I learnt a lot from that mistake. I shouldn’t have come to the therapy prepared to harm myself if things went wrong. But I’ve not been in a great state of mind lately, due to grief, anxiety and beating myself up. I should’ve said no to talking in the break, and insisted we speak after the group. I should’ve admitted I was experiencing an urge. I didn’t expect to harm so badly, but I have to be careful, because if I cut impulsively, as violently as I did, I could do permanent damage to myself. So I can’t afford to put myself in that situation again, whereby I have access to a blade in a moment of desperation.

Therapy is hard. It’s opening up old wounds. It’s creating new ones. And I don’t have individual support alongside it. So I have to deal with the repercussions on my own. It’s almost making me worse at the moment. But at least now people know the extent of my problem, and I’m getting slightly more care and support right now. It’s still not enough, but it’s all the help someone like me can get right now. The support for people with BPD just isn’t there in this country now. You either have to be extremely unwell… psychotic…. suicidal…. to access the mental health services, or you just have ‘depression and anxiety’ and attend courses like I am at the moment. But I willingly accept this help, as there’s no more out there, and it’s better than nothing.

In all fairness I think I’ve wanted to harm myself that badly for many, many months now, so the chance of it happening again now is lowered. I think it had just built to a head, and now the shock from it happening is enough to not want to cut again for a while. For so long I have wanted permission to have a breakdown and just act and not care about the consequences. It wasn’t planned, but essentially that’s what happened last week. I had a breakdown, I harmed myself without caring what happened to me. I got found out and forced into treatment. It was scary. And as soon as I had harmed I regretted it. But it was refreshing to have it accepted by those around me. They understood. They didn’t judge. They just cared. I had been given permission to just look after myself for a while. This is what I’ve needed for so long now… a break from stress. In that moment, self-harm served its purpose, and cut out all the noise, and made it about me, and self-care and rest. Yes, to some that may seem selfish. To me I think it was necessary.

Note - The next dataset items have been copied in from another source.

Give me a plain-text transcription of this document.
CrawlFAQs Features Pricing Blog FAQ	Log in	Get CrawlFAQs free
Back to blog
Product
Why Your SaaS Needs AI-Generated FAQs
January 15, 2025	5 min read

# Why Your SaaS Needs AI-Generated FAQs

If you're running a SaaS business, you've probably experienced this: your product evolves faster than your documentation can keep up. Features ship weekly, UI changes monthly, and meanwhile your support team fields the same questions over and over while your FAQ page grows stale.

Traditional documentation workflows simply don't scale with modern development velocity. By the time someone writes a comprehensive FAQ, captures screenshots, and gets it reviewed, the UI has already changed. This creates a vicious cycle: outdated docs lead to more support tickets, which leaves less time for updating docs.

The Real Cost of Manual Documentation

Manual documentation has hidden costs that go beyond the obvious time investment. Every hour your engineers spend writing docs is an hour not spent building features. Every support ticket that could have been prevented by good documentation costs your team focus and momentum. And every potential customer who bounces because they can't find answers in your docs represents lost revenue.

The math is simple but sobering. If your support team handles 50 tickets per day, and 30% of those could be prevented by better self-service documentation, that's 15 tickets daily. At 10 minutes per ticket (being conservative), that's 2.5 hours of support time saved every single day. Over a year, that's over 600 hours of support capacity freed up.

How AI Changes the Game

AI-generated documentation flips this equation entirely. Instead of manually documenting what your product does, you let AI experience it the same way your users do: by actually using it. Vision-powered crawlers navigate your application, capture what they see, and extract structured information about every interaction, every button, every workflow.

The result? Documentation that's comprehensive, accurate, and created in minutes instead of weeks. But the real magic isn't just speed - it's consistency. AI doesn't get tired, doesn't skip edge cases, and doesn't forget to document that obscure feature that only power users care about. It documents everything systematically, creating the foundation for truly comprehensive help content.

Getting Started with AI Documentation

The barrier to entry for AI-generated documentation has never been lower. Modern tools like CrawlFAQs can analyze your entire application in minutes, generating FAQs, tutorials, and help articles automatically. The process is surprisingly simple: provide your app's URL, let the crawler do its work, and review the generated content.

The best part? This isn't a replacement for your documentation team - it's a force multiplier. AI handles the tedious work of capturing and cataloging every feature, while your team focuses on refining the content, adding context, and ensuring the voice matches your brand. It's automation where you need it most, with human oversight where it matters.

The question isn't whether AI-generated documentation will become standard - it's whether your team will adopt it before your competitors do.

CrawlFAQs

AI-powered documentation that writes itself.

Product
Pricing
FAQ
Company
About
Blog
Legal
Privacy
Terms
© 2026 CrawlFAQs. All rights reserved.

But it doesn’t mean I’m not beating myself up for doing it. I really am… the fact I have pain and itchiness around the wound now, I tell myself ‘Well it serves you right – if you will cut your own arm up, you deserve everything that comes with it!’ … I keep calling myself stupid and an idiot, because that’s what I believe I am, for doing what I did. And it’s what I believe others will think of me. Even my boss said I was a ‘silly girl’. I know it was coming from a place of love and caring, as she also gave me a hug as soon as I told her. But these things tell me that people don’t understand self-harm. It’s not a ‘silly’ thing to do. Admittedly it’s not a very wise thing to do! But it’s something I’ve done for sixteen years now. We’re past the point where it’s ‘silly’…. now it makes perfect sense to me. I fully understand my self-harm now, so it’s hard to be faced with people who don’t get it. But I have to keep in mind, I have lived with it for half my life…. this is brand new to them. It will take sixteen years of knowledge before they comprehend it like I do. They can’t help it.

My advice from my experience this past week, is to speak out and tell someone you don’t feel safe. And for God’s sake, don’t carry a self-harm tool with you, particularly when you’re facing something you’re likely to ‘punish’ yourself for. You might think you have control of your self-harm, but you never know what emotions might take over and impulsively make you do more harm than intended. And as awful as it felt to have to involve other people – let them help you. If you’ve harmed badly, don’t keep it to yourself. The hospital have treated me so well in the last few days, and I’ve needed it. You might find more support is out there for you, if you let people in on how much you’re struggling.

That’s all for now. I’m sorry this post wasn’t a useful one. I just needed to tell my own story, to organise my own thoughts, and to feel less alone.